Stoke the fires of ethnic hate
Is it human fate
To propagate the same mistake
Over and over again
Endless cycle of us against them

99 to 1
Seems the odds are in our favor
But dead presidents speak louder
Than a puppet in power
The 1 savor the fruits
Of the 99's labor
Golden parachutes stitched from pilfered pensions
Block out the sun

Darkness covers
99 shutters
Welcome to the reign of 1

Monday, August 3, 2015

Why You No Post Yesterday?

My husband's gallbladder "maked" stones and had to go! Hence no blog post yesterday. He is home and recuperating well. Thanks to all our family and friends who gave so much support and love through Gallbladder Extraction 2015.

Monday, July 27, 2015

Bibliophile's Journal

The Writing Life by Annie Dillard

A book of short stories written by a writer for writers about writing. I love how she doesn't romanticize the writing process but lets you know that it is lonely and difficult, a love/hate relationship, but that it is also exhilarating and intoxicating when the writing flows. I felt such a sense of relief that the frustration, procrastination and hopelessness I feel at times is "normal" and a part of the labor of love for writers. Tough love to nurture, no matter who you are.

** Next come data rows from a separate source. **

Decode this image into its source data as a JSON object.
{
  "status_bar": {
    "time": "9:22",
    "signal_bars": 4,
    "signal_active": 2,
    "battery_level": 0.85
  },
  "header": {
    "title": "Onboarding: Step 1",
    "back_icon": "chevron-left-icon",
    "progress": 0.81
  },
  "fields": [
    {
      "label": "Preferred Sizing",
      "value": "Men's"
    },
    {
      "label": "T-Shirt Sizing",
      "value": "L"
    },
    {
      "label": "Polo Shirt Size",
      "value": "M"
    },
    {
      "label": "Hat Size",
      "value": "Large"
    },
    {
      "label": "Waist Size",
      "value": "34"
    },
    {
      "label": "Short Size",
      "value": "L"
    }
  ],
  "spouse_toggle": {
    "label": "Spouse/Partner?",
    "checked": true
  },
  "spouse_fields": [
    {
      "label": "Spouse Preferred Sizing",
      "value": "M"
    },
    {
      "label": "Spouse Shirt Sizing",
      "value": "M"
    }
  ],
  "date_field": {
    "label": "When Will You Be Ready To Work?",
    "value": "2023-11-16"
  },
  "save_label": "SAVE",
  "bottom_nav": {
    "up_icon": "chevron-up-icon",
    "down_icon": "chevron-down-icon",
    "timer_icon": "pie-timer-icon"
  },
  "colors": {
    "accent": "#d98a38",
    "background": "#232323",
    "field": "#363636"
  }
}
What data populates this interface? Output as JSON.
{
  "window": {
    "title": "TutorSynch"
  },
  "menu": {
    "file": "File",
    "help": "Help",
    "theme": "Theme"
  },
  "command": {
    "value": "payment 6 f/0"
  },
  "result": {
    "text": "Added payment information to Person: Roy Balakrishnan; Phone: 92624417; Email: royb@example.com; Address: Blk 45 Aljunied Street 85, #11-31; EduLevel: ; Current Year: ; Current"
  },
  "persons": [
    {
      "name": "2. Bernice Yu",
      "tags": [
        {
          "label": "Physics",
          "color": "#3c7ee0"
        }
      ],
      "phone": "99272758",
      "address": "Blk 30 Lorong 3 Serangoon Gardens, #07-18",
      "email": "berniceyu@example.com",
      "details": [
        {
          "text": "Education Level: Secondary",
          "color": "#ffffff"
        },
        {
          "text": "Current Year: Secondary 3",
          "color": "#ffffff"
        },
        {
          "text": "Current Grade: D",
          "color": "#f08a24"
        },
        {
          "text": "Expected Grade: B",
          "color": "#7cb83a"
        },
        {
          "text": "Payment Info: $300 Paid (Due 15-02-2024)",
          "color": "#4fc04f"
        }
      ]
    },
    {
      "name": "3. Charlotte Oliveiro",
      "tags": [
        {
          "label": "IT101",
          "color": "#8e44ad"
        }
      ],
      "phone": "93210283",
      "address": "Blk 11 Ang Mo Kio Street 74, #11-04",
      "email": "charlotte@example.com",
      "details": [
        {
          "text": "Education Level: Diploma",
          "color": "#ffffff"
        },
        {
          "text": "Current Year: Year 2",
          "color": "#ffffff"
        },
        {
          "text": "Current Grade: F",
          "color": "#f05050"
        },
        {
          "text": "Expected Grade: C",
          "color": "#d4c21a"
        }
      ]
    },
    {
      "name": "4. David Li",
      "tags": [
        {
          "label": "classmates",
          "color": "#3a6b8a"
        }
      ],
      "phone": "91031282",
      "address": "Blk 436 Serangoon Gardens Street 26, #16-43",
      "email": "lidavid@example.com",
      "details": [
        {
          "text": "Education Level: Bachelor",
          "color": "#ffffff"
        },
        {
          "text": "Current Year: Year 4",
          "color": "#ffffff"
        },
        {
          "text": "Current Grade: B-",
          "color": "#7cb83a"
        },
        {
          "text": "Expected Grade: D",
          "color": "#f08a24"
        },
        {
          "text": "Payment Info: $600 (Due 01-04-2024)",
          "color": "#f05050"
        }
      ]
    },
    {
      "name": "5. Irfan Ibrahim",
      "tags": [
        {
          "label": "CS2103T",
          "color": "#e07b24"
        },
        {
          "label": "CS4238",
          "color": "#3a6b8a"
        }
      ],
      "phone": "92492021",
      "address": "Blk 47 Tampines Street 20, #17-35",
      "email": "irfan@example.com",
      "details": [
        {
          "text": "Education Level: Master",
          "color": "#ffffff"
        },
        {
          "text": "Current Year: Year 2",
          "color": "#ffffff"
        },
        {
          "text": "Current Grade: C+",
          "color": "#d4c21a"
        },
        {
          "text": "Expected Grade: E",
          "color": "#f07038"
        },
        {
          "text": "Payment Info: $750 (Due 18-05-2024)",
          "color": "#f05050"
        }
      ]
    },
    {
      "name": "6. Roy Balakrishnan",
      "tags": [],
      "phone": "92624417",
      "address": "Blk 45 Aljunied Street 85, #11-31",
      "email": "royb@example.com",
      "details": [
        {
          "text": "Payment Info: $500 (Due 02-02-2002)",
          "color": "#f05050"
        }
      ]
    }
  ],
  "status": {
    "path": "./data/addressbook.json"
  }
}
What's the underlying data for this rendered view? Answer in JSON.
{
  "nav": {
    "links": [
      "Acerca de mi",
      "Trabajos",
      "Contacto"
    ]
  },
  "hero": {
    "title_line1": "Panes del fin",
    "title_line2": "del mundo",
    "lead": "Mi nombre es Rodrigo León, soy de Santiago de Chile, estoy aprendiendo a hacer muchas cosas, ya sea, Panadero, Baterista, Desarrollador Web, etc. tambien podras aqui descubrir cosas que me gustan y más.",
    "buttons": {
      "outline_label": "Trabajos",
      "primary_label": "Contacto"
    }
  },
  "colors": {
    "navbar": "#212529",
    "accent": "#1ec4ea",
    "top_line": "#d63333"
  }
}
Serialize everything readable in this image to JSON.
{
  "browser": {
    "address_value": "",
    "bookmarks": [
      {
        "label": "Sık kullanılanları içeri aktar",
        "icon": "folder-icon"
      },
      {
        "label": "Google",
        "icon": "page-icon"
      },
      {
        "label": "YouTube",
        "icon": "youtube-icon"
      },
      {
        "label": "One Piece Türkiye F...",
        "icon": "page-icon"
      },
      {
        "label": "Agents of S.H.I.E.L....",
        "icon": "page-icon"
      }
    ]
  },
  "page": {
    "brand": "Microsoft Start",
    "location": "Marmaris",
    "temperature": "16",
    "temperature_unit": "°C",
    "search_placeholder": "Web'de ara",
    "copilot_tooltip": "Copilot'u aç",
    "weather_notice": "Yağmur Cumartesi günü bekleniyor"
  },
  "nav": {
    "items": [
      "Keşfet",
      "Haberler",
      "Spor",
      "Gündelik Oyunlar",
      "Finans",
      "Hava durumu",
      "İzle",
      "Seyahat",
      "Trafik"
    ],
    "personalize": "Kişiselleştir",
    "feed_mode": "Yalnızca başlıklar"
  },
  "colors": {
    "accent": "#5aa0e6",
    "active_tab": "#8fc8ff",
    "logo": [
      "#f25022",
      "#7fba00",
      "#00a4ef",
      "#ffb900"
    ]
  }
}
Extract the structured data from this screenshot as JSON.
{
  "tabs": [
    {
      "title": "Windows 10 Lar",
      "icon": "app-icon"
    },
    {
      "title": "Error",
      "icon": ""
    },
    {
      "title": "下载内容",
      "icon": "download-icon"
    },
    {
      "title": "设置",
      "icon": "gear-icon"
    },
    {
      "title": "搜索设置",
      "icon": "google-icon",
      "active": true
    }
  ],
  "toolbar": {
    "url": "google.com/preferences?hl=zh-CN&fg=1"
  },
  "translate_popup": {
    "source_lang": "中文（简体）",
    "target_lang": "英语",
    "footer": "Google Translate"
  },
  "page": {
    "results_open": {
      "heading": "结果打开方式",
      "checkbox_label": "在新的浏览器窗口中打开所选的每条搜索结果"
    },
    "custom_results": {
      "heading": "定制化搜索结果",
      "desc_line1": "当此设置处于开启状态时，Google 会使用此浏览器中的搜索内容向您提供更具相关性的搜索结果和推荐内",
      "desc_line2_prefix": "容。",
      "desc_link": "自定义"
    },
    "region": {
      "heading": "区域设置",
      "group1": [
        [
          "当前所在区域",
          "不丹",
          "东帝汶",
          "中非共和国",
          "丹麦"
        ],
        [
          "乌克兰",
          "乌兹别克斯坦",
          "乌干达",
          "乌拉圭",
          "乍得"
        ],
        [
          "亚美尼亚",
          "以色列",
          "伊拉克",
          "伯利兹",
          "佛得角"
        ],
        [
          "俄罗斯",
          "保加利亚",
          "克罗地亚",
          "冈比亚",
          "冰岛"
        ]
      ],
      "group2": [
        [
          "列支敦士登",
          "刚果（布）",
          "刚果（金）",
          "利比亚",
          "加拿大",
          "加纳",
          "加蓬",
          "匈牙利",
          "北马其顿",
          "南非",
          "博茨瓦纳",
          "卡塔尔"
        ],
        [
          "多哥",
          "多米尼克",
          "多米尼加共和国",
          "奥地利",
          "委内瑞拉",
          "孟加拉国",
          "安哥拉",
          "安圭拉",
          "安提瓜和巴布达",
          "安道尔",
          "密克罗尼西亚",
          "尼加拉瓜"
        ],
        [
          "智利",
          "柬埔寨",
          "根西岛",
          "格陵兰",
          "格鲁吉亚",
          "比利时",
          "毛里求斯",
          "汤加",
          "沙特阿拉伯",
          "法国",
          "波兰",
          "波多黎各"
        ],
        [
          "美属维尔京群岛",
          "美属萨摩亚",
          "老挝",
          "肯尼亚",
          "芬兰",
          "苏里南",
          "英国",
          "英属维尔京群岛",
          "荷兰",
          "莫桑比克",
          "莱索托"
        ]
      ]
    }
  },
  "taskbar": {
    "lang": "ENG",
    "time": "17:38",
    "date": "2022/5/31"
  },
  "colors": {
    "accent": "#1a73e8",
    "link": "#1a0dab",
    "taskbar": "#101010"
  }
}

"Who will teach me to write?...The page, the page, that eternal blankness, the blankness of eternity which you cover slowly, affirming time's scrawl as a right and your daring as necessity; the page, which you cover woodenly, ruining it, but asserting your freedom and power to act, acknowledging that you ruin everything you touch but touching it nevertheless, because acting is better than being here in mere opacity; the page, which you cover slowly with the crabbed thread of your gut; the page in the purity of its possibilities..."

Sunday, July 26, 2015


A favorite question when we were growing up was, "If you could have any superpower what would it be?"

As a kid I went for the popular choices that most kids wanted: being able to fly, invisibility, super strength, mind reading.

As an adult I see the serious flaws in these popular superpowers.

I hate heights so flight would terrify me.

I already have issues of feeling "invisible" in social settings so that would be a moot power.

I have no desire to know the inner thoughts of people around me! There are some seriously stupid and sick people in the world. Donald Trump already spouts out ridiculous statements. Can you imagine what he keeps to himself? Ewwww.

Having super strength would mean I would be the go-to every time somebody moved and I loathe moving.

Now that I have some introspection as an adult yet still have the loves of a teen geek I know what my perfect superpower would be.

I would be able to speak any language.

On the surface this seems boring and not "super" in the least. But let me explain and I think you will agree that this would be a coveted super power.

The obvious is being able to speak any human language on Earth.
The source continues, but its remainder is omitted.